MII isoforms localized differentially in bridges with MIIB in the body of bridges and MIIA at the concave edges. (A) GFP-MRLC (TIRF): MII inhibition arrested healing of broken fibres in region 2 and stopped the inwards contractile treadmill of MRLC speckles in region 1. (i) kymograph of MRLC speckles along a breaking actin fibre (blue line i) before and during BBI treatment and (ii) kymograph of MRLC speckles along actin fibre (red line ii) before and during BBI treatment. (B) Top panel: MIIA localized at the vicinity of concave edges (region 1) as seen in GFP-MIIA transfected MEFs by TIRF (left) or in MEFs immunostained against MIIA by EPI (right). Bottom panel: MIIB localized in the body of bridges (region 2) as seen in GFP-MIIB transfected MEFs by TIRF (left) or in MEFs immunostained against MIIB by EPI (right). (C) Differential interference contrast micrograph of control MEFs and MIIA knockdown MEFs (detected by GFP expression as seen in EPI image in inset) 25 min after plating. Plot of the mean bridging index Br_i versus time during spreading for control MEFs (open circles) and MIIA-depleted cells (closed circles) in differential interference contrast micrograph. Histogram representing the percentage of cells after 30 min on FN stripes, which are displaying bridges (white), spread without bridges (black), and unspread (light grey) for respectively, MEFs treated with Mock siRNA and MIIA siRNA. Scale bars: (A, B) 15 μm and (C) 30 μm.

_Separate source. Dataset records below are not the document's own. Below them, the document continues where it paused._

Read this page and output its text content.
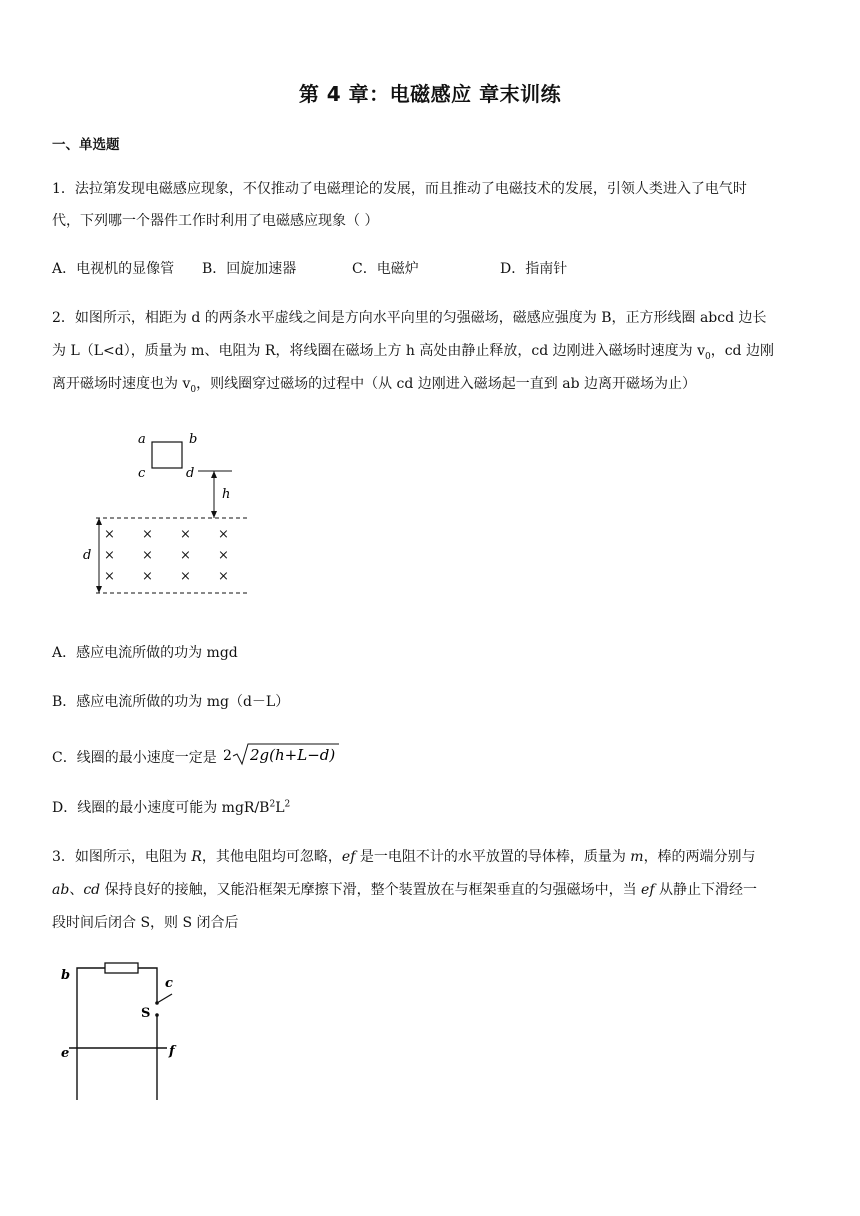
第 4 章：电磁感应 章末训练
一、单选题
1．法拉第发现电磁感应现象，不仅推动了电磁理论的发展，而且推动了电磁技术的发展，引领人类进入了电气时
代，下列哪一个器件工作时利用了电磁感应现象（ ）
A．电视机的显像管 B．回旋加速器	C．电磁炉	D．指南针
2．如图所示，相距为 d 的两条水平虚线之间是方向水平向里的匀强磁场，磁感应强度为 B，正方形线圈 abcd 边长
为 L（L<d），质量为 m、电阻为 R，将线圈在磁场上方 h 高处由静止释放，cd 边刚进入磁场时速度为 $v_0$，cd 边刚
离开磁场时速度也为 $v_0$，则线圈穿过磁场的过程中（从 cd 边刚进入磁场起一直到 ab 边离开磁场为止）
a	b
c	d
h
d
× × × ×
× × × ×
× × × ×
A．感应电流所做的功为 mgd
B．感应电流所做的功为 mg（d－L）
C．线圈的最小速度一定是 2 2g(h+L−d)
D．线圈的最小速度可能为 mgR/$B^2L^2$
3．如图所示，电阻为 R，其他电阻均可忽略，ef 是一电阻不计的水平放置的导体棒，质量为 m，棒的两端分别与
ab、cd 保持良好的接触，又能沿框架无摩擦下滑，整个装置放在与框架垂直的匀强磁场中，当 ef 从静止下滑经一
段时间后闭合 S，则 S 闭合后
b
c
S
e	f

Cellular bridges are actin-rich structures characterized by ‘bow-tie'-shaped cytoskeleton and concave edges. FA and strongest traction forces are generated at the sides of concave edges. (A) Typical morphology of MEFs spread for 2 h on patterned FN lines. (i) Close-up of cell (i) in the outlined box (Br_i=66%). Top panel: bridges highlighted in red (A_BRIDGE) developed above the non-adhesive regions with arch-shaped ends. The cell regions in contact with FN lines are in green (A_FN); bottom panel: actin cytoskeleton in the same cells (EPI and TIRF images). (B) Adhesion proteins: paxillin immunostaining by EPI and with GFP-integrin β3 by TIRF. (C) Top left: original geometry of PDMS force-sensing pillar device; bottom left: scanning electron micrograph of MEFs onto pillars; top right: differential interference contrast micrograph of MEF exerting onto pillars, traction forces represented with red arrows (force scale bar=12 nN); bottom right: plot of the amplitude (red circles) of forces exerted on each pillars of the bottom row in the differential interference contrast micrograph, as well as separated force components: Fx along the axis of the rows (green circles) and Fy directed perpendicularly (blue circles). FN lines are outlined with yellow dashed lines. Scale bars: (A) 50 μm, A (i) 30 μm, (B, C) 15 μm.